Dear boy…? John blinked. She had three years on him, if that. Still, if "older woman of the world" was how she wanted to play this…
"Sure thing, grandma. Quiet, it is. Now, go spackle those wrinkles, squeeze that saggy a$$ into a cocktail dress, and see what you can get out of your buddy, Eduardo. Further instructions once you've reached Lima."
There was a moment of frosty, shocked silence. Then,
"You wretched, ill-bred, grubby little beast…! I cannot believe that I ever once contemplated…"
"That's okay. I get contemplated a lot. Doesn't go much further than that, usually, but I score pretty high in the slow-down-and-look category. Now, if you're done being shocked, I'll take care of your people. You head for Peru."
"I despise you," she snapped, breathing hard through her nose.
"It'll pass. Always does."
…And at least, over the phone, she couldn't slap him. For some reason, he had visions of that having happened a lot. Also had visions of his back being clawed and his neck bitten in a tangle of bed sheets, but that had no place here. Did it? She said,
"I shall ring from another phone once I've arrived in Lima… and... and Eduardo means nothing."

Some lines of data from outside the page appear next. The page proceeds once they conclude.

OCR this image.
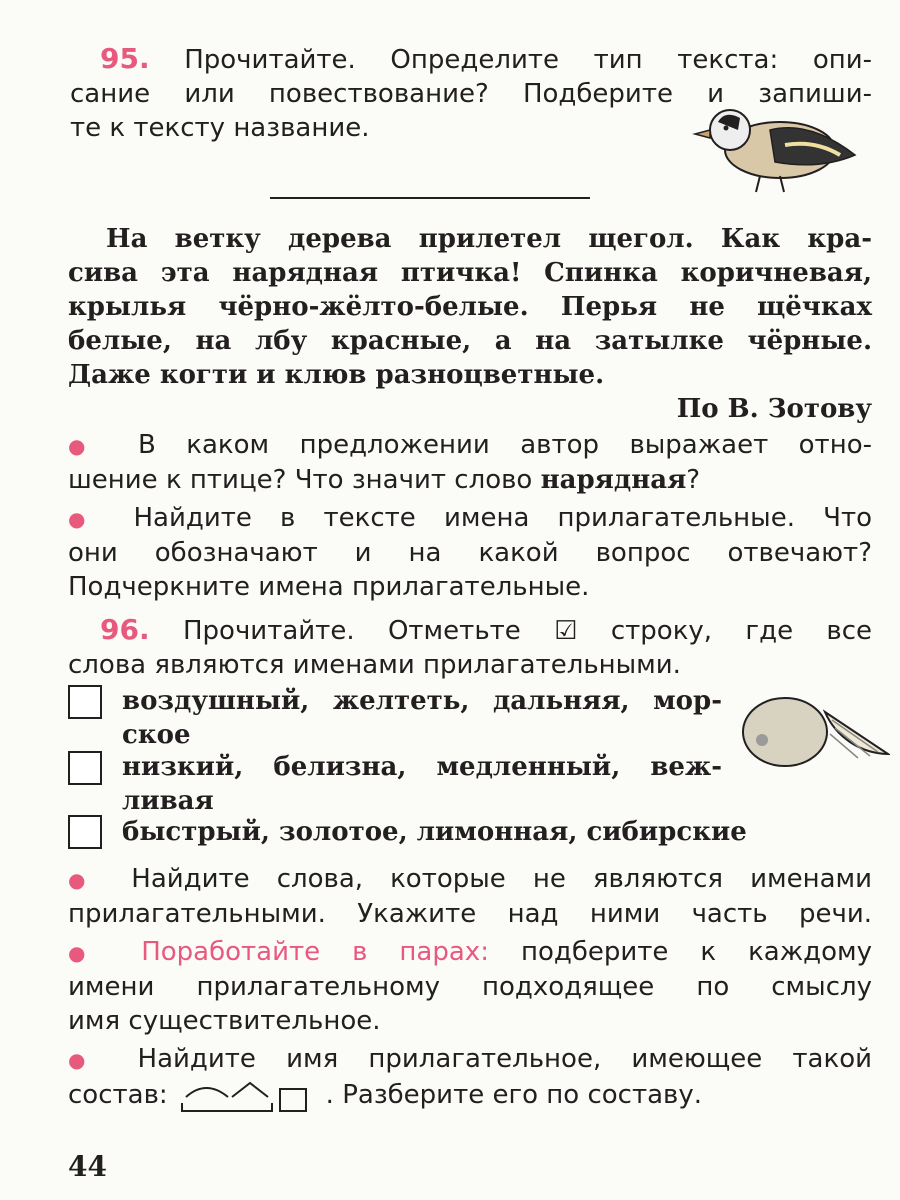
95. Прочитайте. Определите тип текста: опи-
сание или повествование? Подберите и запиши-
те к тексту название.
На ветку дерева прилетел щегол. Как кра-
сива эта нарядная птичка! Спинка коричневая,
крылья чёрно-жёлто-белые. Перья не щёчках
белые, на лбу красные, а на затылке чёрные.
Даже когти и клюв разноцветные.
По В. Зотову
● В каком предложении автор выражает отно-
шение к птице? Что значит слово нарядная?
● Найдите в тексте имена прилагательные. Что
они обозначают и на какой вопрос отвечают?
Подчеркните имена прилагательные.
96. Прочитайте. Отметьте ☑ строку, где все
слова являются именами прилагательными.
воздушный, желтеть, дальняя, мор-
ское
низкий, белизна, медленный, веж-
ливая
быстрый, золотое, лимонная, сибирские
● Найдите слова, которые не являются именами
прилагательными. Укажите над ними часть речи.
● Поработайте в парах: подберите к каждому
имени прилагательному подходящее по смыслу
имя существительное.
● Найдите имя прилагательное, имеющее такой
состав:	. Разберите его по составу.
44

Then she hung up. The thing… unopened message, or whatever… in his subconscious was turning prickly and insistent. But then another screen pinged, this one with the results of that jury-rigged scan. John cleared his cerebral desktop and told his rambunctious physiology to calm the h3ll down. Then he pulled up the scan and 3-D projection.
"Sh-t," he muttered. "Double sh-t, backward."
Moving the earthquake machine, or attempting to cut off its power, would simply trigger another eruption. Worse, the device was programmed to release its generated plasma bursts in ever fiercer explosions. Literally, they'd seen nothing, yet.
"Gotta be a way," he told himself, staring at holographic, 3-dimensional doom. "Come on, genius… think."
XXX
Nova Scotia, at the ruined TA testing facility-
Virgil hated to do it, but he had to abandon the faithful Mole. For one thing, its force field was about to crash. For another, the drilling machine would be uniquely vulnerable to thundering groundswells and furious water. Like an empty beer can, it would simply be crushed.
As the filled helijets darted off like chattering dragonflies, their windows flashing back spears of red sunlight, Virgil helped Alan down-ramp and out of the Mole.
"There's another quake coming?" his younger brother panted, wincing as he limped along beside Virgil.
"Maybe. Not sure, yet… but it's better to be out in the open, away from anything that looks dangerous."
He'd brought along the med-kit and some field rations, just in case they were stuck for awhile. Dreadnought and Battleaxe had offered to take them aboard, but Thunderbird 2 was on her way, and Virgil preferred to wait. Both he and Alan were wearing survival suits, and though the kid was injured, it didn't seem life-threatening.
He couldn't take his eyes off the earthquake machine's squat, deflated octopus form. In the gathering darkness, a sort of blue phosphorescence clung to the device. Fifty yards away, it hummed like a tuning fork and spattered like bacon grease. Dreadnought's lights were just visible behind the scarred and shadowy point; its noises absorbed by crumbled stone, fallen trees and hissing dark water. Nice of them to stick around. Dangerous, too.
"Virgil?" Alan's voice at his side, muffled by cold air and helmets. He wasn't using the comm.
"Yeah?"
"Gordon and Scott are still coming, right?"
"That's what they tell me," Virgil replied. His body was as tense and coiled as though there was grass beneath his knuckles and an enemy lineman across the way, spitting insults and teeth. Just then, there was absolutely no music in Virgil's head. No music, at all.
"Think they'll get here before that thing goes off, again? Or, maybe it won't fire at all, huh? Maybe someone has to get near it, first."
"Maybe," Virgil agreed, never taking his eyes off the sparking device. He felt electrified, lifted out of himself and ready to fight. Then,
"Mole, Island Base. You copy?" It was John.
"Online and listening, Base. What can I do you for?"